I didn't have the heart to tell them they have a far greater chance of having a Wicked Stepmother than of finding True Love's Kiss. Because maybe they will. I was raised on General Hospital and Cinderella. I believe good always wins. I mean if Robin Scorpio Drake can come back from the dead after that lab explosion, then there is hope that Jason Morgan will find his way back to Port Charles one day. Jason cannot be dead. Romance cannot be dead.

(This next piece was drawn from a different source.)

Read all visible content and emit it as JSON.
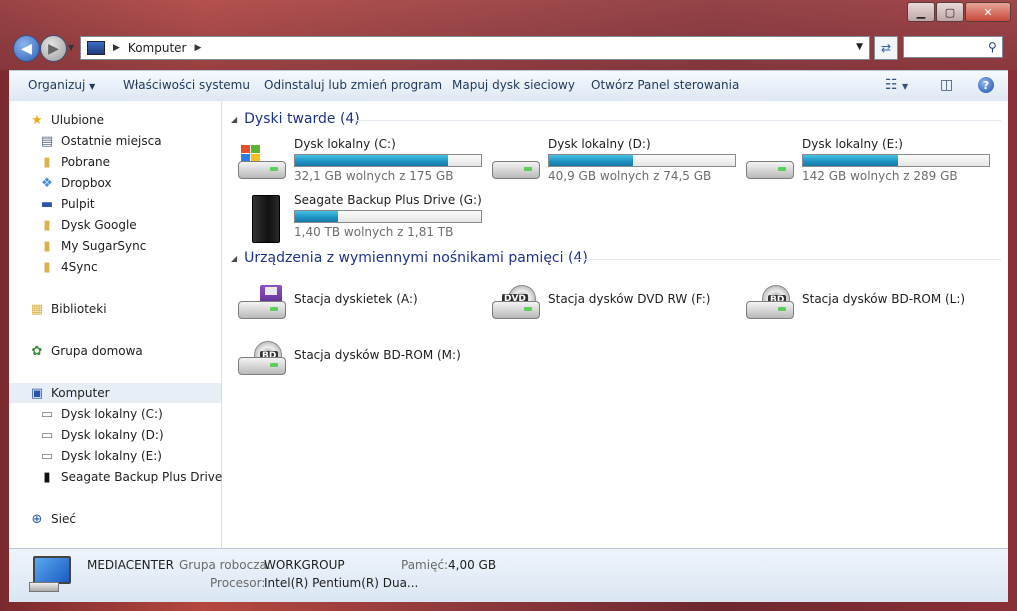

As my students edited and read their stories to each other I realized just how much I influence them. Many of the happily ever afters included "and then we read together and had Dunkin Donuts coffee." Is that happily ever after? It is damn close.
It may have taken Edward 100 years to find Bella, but he did eventually find her. A hundred years isn't so long to wait for forever.
And so I encouraged them to believe in their dreams. Maybe as Hodge said, "all the stories are true!" Maybe they will get their happily ever afters, maybe we all will.
In the words of President Snow, the only thing stronger than fear is hope.
"May the odds be ever in your favor."